AnálisisPS4

11-11: Memories Retold – Análisis PS4

¿Se puede encontrar belleza en uno de los momentos más oscuros de nuestra historia?

Más allá de las visiones de la guerra de sagas como COD o Battlefield, que son más un escenario de fondo para desarrollar una jugabilidad concreta a su alrededor, en los últimos años hemos visto un gran número de juegos que buscan hablar de los horrores de la guerra desde diferentes puntos de vista. This War of Mine exploraba las consecuencias de estos conflictos en la población y los límites que estamos dispuestos a romper a la hora de sobrevivir; esa situación tan extrema se trasladaba al gameplay, siendo un juego exigente y agobiante por momentos, pero igualmente maravilloso. Valiant Hearts optaba por una bella estética cartoon con unas mecánicas simplificadas para que todo el mundo pudiera disfrutar de una historia desde el punto de vista de varios personajes dentro del mismo conflicto.

11-11: Memories Retold es una experiencia muy cercana a Valiant Hearts en su concepto: una estética innovadora y maravillosa, y una jugabilidad tremendamente simple al servicio de la historia que Bandai Namco y estudio Aardman han preparado para el jugador. Una historia que, si bien no es tan satisfactoria como para justificar por sí misma la existencia de este producto, sí que cuenta con algunos momentos brillantes en los que la estética y lo que se nos cuenta alcanzan una sinergia perfecta.

La historia de 11-11: Memories Retold es una cuenta atrás hacia el armisticio de 1919 (de ahí el nombre del título) vivida desde el punto de vista de dos soldados, uno del ejército americano y otro del bando alemán. Harry es un fotógrafo canadiense que se alista con el objetivo de impresionar a la mujer que ama con sus fotos del conflicto; Kurt por su parte es un padre de familia alemán cuyo objetivo a la hora de lanzarse a la batalla es encontrar a su hijo Max, desaparecido en combate. Al principio es mucho más fácil empatizar con la misión de Kurt, pero es cierto que a medida que avanza la historia ambos ofrecen puntos de vista muy interesantes a medida que experimentan la barbarie presente en ambos bandos.
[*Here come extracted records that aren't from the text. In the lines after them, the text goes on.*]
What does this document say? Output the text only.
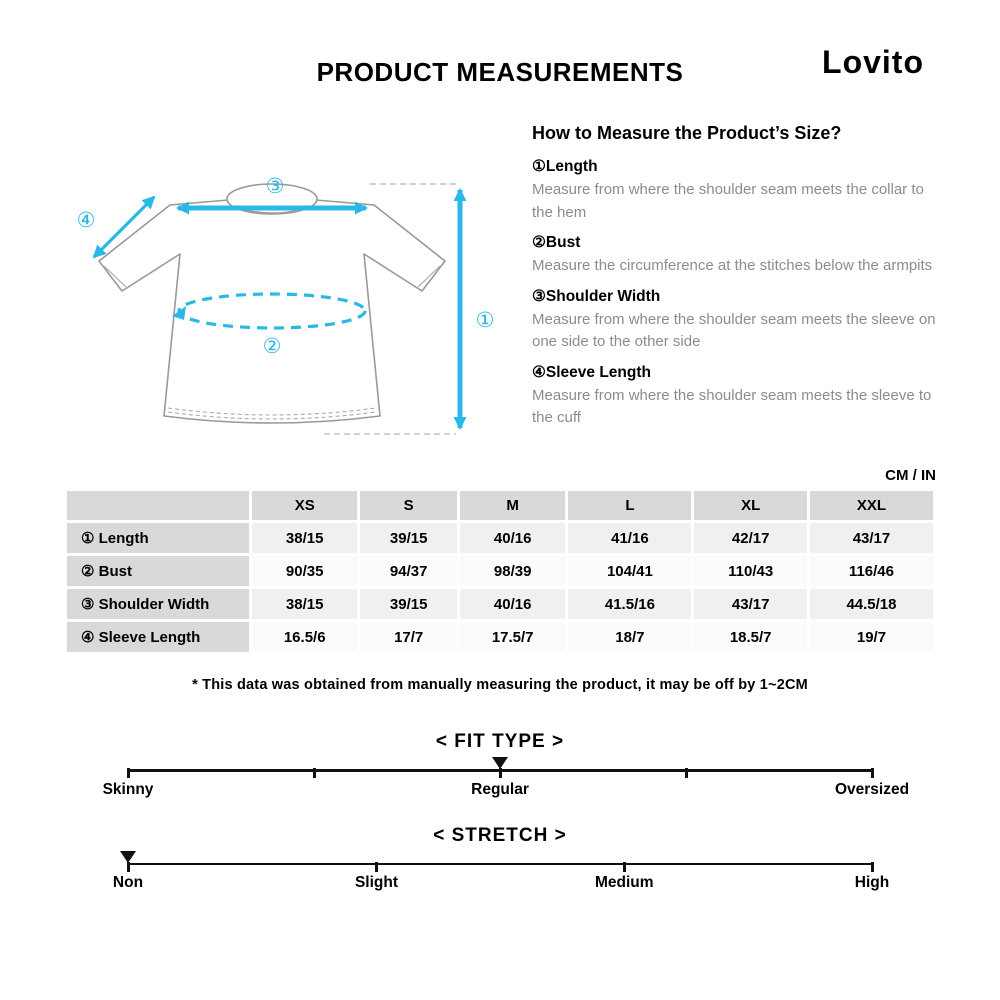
PRODUCT MEASUREMENTS	Lovito
③
④
②
①
How to Measure the Product’s Size?
①Length
Measure from where the shoulder seam meets the collar to the hem
②Bust
Measure the circumference at the stitches below the armpits
③Shoulder Width
Measure from where the shoulder seam meets the sleeve on one side to the other side
④Sleeve Length
Measure from where the shoulder seam meets the sleeve to the cuff
CM / IN
	XS	S	M	L	XL	XXL
① Length	38/15	39/15	40/16	41/16	42/17	43/17
② Bust	90/35	94/37	98/39	104/41	110/43	116/46
③ Shoulder Width	38/15	39/15	40/16	41.5/16	43/17	44.5/18
④ Sleeve Length	16.5/6	17/7	17.5/7	18/7	18.5/7	19/7
* This data was obtained from manually measuring the product, it may be off by 1~2CM
< FIT TYPE >
Skinny	Regular	Oversized
< STRETCH >
Non	Slight	Medium	High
El juego cuenta con tres partes, de una duración aproximada de cinco horas (algo más si vamos a por todos los extras), siendo la primera y la última las más potentes y las que mejor justifican la extrema simpleza jugable del título. Son las partes del juego en las que el argumento sabe suplir unas mecánicas no solo simplonas, sino en muchos casos repetitivas (y no, no es uno de estos casos en los que se usa la monotonía de la vida cotidiana para conseguir empatizar más con el personaje, que nos conocemos). 11-11: Memories Retold es prácticamente una historia interactiva: la mayor parte de los objetivos serán realizar una foto concreta (con Harry), arreglar alguna clase de aparato (Kurt) o encontrar cierto objeto en un espacio semiabierto en el que encontraremos a más personajes que ayudan a ambientar mejor el lugar y momento en el que se encuentra el argumento.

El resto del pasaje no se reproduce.